On the side of the mountain he built an oratory for which he himself made the statue of Our Lady, carving it from native stone. When after 32 years he died, having spent these years in penance and apostolic work, he was replaced by the Benedictines of Val-Benoit.
A chapel was built to replace the oratory which proved too small to accommodate the many pilgrims. When the Saracens invaded Provence the religious had to flee and so they hid the statue. Barbarians ravaged the country several times and the convent was destroyed.
About 1110 the countess Adelaide to whom the land of Lure belonged, gave the place of the original oratory to the Bishop of Sisteron. Several nobles aided in the work of restoring the monastery of Our Lady of Lure. The ancient statue was found and placed above the tomb of Saint Donat. The church became well known and pilgrimages were well attended. In 1318, Pope Jean XXII attached the shrine to Our Lady of Lure to the metropolitan area or see of Avignon. In 1481, Sixtus IV called back to Avignon the 12 canons at the shrine, and the church, badly cared for, fell to pieces in 1557.
For 80 years the place remained desolate. One day a shepherd, who was resting near the ruins, heard a voice saying, “Oh, how many graces I would give to men in this place, if my sanctuary were rebuilt.”

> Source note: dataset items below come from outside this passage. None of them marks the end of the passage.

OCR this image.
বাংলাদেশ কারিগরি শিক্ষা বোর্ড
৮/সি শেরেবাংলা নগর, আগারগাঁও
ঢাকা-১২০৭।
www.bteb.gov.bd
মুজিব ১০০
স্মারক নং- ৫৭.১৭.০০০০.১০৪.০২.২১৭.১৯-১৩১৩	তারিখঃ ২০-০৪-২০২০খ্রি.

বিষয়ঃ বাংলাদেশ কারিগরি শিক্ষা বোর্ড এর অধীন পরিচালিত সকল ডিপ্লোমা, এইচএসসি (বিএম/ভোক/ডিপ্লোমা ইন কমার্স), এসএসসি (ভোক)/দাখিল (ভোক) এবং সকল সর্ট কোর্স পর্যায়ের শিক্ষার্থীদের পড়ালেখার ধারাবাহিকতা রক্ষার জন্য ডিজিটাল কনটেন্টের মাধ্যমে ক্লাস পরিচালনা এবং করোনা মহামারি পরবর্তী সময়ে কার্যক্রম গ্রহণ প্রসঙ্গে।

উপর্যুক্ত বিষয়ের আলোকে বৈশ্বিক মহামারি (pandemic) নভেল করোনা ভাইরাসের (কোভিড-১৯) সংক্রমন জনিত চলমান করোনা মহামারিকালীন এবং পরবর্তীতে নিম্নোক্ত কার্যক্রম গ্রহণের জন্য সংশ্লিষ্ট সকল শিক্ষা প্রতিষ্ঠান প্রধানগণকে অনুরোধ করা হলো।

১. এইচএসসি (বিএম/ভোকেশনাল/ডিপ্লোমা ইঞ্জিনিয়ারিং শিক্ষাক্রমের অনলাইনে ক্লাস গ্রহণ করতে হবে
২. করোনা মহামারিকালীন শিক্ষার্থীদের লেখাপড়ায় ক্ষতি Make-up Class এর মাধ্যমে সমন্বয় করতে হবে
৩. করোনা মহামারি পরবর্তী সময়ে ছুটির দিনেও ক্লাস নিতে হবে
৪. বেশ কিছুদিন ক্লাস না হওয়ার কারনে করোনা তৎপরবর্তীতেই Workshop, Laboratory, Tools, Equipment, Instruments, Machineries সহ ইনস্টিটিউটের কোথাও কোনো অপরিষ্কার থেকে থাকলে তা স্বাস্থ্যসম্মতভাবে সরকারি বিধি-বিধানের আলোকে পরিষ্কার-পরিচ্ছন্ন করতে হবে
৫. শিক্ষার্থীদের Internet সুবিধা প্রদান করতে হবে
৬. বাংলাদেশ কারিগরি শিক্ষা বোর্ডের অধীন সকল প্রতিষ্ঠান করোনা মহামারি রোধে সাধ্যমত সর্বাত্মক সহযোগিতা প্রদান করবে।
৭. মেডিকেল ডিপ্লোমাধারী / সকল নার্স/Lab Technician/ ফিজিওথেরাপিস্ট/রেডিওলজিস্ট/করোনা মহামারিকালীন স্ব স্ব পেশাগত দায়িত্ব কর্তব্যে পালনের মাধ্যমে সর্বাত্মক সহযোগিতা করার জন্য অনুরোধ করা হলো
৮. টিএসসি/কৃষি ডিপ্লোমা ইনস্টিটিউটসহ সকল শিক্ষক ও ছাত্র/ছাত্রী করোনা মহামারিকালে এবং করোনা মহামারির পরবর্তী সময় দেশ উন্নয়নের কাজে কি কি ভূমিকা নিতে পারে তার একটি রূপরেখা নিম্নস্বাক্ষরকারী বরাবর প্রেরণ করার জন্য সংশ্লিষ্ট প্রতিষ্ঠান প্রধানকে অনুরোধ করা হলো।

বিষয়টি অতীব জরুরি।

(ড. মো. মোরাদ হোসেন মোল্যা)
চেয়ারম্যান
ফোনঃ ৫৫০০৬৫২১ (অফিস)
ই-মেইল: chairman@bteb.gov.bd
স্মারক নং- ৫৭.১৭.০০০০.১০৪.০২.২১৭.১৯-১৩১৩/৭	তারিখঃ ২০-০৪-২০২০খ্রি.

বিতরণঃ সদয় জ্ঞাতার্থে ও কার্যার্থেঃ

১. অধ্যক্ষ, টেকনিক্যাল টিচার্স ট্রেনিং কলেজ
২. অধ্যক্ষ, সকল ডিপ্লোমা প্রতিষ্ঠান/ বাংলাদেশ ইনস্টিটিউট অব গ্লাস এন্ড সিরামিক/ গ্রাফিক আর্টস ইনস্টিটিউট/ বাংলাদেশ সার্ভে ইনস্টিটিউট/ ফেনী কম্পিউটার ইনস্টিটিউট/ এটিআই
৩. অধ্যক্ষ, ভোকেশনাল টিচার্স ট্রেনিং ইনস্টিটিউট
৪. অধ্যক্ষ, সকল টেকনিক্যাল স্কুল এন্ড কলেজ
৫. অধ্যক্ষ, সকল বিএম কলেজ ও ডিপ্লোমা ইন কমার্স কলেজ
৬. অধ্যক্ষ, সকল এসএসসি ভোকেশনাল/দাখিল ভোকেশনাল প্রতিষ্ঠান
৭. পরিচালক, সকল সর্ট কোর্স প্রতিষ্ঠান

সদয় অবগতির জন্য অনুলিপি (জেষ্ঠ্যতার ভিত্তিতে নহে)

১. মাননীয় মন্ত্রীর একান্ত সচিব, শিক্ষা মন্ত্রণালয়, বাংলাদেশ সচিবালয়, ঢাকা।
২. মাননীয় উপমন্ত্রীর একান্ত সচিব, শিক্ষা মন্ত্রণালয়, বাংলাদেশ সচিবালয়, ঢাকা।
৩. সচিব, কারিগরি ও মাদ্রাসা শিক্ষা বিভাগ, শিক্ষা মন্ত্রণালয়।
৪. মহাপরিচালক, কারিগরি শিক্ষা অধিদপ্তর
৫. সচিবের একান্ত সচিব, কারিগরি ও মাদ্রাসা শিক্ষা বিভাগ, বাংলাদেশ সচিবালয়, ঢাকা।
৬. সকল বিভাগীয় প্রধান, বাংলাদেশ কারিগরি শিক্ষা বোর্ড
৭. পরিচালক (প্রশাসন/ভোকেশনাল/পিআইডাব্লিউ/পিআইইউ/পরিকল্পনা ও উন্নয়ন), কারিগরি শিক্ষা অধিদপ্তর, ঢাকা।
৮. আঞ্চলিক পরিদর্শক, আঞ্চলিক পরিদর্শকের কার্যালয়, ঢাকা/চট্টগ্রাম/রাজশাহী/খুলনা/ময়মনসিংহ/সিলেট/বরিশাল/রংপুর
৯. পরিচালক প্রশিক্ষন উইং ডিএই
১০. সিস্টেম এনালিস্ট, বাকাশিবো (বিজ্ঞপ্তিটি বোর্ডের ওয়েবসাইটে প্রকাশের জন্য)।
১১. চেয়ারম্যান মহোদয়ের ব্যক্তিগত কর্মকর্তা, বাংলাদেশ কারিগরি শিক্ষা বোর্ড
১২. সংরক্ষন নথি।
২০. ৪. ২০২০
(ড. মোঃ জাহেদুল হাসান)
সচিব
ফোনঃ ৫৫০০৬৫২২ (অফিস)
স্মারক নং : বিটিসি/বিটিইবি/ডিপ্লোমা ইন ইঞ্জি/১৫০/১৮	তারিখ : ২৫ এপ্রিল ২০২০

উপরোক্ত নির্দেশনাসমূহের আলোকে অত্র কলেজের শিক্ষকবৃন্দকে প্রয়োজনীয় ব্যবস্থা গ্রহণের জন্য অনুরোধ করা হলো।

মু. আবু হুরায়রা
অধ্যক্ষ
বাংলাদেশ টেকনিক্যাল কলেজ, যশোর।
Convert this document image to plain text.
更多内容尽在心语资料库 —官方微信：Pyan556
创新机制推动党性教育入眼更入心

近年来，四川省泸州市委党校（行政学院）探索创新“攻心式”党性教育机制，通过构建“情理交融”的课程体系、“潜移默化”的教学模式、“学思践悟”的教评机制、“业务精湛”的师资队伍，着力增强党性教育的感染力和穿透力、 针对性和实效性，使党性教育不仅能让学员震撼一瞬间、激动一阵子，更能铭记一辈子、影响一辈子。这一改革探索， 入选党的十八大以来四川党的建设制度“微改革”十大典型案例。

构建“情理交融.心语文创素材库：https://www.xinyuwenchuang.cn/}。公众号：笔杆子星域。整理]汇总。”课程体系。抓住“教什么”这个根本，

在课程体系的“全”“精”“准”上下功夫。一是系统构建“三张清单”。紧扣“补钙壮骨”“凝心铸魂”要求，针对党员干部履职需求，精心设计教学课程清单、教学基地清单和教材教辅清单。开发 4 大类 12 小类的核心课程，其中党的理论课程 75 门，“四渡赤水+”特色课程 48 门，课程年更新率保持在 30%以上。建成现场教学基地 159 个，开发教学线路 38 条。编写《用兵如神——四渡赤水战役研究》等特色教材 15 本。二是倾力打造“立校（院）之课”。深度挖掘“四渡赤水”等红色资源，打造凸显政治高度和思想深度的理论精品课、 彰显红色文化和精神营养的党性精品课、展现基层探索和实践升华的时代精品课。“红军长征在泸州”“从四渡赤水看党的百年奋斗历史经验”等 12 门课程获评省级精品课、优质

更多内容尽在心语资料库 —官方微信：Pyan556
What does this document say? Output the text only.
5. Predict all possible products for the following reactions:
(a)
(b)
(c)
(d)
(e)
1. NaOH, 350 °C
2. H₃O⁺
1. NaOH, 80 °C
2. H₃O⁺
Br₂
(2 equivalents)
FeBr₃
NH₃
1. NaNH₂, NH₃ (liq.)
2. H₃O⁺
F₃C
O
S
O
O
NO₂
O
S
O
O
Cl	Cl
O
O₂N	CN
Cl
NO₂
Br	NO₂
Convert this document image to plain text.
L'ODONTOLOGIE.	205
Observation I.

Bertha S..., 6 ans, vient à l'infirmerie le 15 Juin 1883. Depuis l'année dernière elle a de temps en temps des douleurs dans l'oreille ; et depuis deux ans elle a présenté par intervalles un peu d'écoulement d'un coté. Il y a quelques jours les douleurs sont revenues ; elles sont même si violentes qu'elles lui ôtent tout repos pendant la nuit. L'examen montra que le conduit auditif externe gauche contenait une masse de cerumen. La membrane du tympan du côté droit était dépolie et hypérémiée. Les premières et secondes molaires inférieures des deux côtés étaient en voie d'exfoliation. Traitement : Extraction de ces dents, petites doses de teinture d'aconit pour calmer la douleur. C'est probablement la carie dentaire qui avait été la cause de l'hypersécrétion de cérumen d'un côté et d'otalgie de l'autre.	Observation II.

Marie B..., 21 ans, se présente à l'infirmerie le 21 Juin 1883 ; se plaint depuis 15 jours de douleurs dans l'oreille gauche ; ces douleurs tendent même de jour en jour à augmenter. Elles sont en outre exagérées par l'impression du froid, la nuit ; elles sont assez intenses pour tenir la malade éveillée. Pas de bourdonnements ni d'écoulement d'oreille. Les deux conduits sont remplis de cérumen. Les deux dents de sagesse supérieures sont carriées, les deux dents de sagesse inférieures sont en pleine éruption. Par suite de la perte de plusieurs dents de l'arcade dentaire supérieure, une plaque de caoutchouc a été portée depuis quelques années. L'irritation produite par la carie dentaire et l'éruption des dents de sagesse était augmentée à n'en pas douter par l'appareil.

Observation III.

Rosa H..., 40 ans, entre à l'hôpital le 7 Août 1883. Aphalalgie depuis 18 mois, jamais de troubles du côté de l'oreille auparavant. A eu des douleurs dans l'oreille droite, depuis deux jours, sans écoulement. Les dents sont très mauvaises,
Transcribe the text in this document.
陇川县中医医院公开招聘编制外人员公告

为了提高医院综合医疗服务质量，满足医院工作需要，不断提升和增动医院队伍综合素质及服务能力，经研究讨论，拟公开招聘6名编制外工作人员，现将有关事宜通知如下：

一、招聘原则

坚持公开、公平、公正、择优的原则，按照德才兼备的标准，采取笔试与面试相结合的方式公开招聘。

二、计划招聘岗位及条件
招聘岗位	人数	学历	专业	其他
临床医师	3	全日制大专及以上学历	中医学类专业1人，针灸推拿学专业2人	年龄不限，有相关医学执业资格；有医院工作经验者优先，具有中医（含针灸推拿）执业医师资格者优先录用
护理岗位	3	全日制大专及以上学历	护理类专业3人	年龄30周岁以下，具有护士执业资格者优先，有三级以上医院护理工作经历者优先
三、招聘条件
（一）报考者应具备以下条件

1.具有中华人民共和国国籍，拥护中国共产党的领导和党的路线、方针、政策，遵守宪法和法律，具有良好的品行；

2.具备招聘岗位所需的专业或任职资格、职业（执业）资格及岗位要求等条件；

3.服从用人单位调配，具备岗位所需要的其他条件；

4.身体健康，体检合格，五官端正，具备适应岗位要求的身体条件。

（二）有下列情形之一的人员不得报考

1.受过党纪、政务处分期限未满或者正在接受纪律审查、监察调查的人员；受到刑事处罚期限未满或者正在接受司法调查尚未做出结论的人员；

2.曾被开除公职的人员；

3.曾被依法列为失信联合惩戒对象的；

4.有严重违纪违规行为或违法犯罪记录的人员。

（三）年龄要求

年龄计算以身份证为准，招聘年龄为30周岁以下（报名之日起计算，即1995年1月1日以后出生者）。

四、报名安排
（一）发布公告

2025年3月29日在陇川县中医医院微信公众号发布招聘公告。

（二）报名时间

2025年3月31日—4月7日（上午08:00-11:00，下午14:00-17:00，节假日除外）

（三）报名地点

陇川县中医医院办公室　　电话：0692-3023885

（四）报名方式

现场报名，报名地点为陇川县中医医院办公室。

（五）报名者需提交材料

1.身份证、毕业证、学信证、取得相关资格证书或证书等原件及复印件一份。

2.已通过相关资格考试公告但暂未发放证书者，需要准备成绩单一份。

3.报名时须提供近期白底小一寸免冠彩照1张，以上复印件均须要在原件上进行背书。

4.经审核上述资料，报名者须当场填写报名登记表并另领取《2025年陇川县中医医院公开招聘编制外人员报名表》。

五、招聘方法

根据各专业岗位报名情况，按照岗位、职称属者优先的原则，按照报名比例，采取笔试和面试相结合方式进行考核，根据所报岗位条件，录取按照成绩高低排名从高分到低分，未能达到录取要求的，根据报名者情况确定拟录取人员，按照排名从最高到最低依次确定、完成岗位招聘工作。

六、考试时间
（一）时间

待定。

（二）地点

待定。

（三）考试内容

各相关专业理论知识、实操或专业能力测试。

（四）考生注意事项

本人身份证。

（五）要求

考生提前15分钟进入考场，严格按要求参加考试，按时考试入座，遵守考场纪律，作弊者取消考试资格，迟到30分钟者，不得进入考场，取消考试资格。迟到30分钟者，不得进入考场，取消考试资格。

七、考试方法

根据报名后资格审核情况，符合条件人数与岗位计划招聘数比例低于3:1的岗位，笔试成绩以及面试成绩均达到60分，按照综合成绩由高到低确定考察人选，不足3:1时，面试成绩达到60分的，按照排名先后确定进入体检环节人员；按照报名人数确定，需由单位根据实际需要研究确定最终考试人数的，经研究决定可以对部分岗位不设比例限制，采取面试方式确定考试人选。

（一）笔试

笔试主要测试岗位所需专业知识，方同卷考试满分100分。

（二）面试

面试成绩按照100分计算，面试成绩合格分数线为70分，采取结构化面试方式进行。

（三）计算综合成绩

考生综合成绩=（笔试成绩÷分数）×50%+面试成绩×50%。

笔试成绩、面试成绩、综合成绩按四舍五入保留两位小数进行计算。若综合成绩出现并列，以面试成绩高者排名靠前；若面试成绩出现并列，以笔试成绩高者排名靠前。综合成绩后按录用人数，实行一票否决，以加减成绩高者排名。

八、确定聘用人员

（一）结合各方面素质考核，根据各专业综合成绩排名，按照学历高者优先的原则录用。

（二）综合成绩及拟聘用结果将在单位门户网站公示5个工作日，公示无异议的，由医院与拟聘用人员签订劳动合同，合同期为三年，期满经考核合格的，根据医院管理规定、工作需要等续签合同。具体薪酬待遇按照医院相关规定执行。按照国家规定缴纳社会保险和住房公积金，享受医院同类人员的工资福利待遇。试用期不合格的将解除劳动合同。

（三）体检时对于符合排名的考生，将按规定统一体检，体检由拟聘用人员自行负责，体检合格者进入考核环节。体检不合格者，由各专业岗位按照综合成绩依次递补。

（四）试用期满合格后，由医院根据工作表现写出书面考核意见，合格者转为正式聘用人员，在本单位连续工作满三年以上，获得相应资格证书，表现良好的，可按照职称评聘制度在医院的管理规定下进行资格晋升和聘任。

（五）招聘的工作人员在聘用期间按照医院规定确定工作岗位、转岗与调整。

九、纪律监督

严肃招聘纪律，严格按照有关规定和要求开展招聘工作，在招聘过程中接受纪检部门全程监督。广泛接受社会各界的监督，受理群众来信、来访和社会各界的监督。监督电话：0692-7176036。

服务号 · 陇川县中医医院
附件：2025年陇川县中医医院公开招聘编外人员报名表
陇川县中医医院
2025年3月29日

The ecclesiastics to whom he told his story took the shepherd seriously. The shrine was rebuilt, and the statue rescued from the debris, was placed on a new altar which was consecrated in 1637. Pilgrimages again flourished. During the French Revolution the chapel was pillaged and the statue mutilated.
With the return of peace, pilgrims again came. On a number of occasions, Mary granted the miracle of an abundant rain to pilgrims that had come to seek this favor. The largest number of pilgrims were wont to come on Pentecost, the feast of the Assumption, and the Nativity of Our Lord.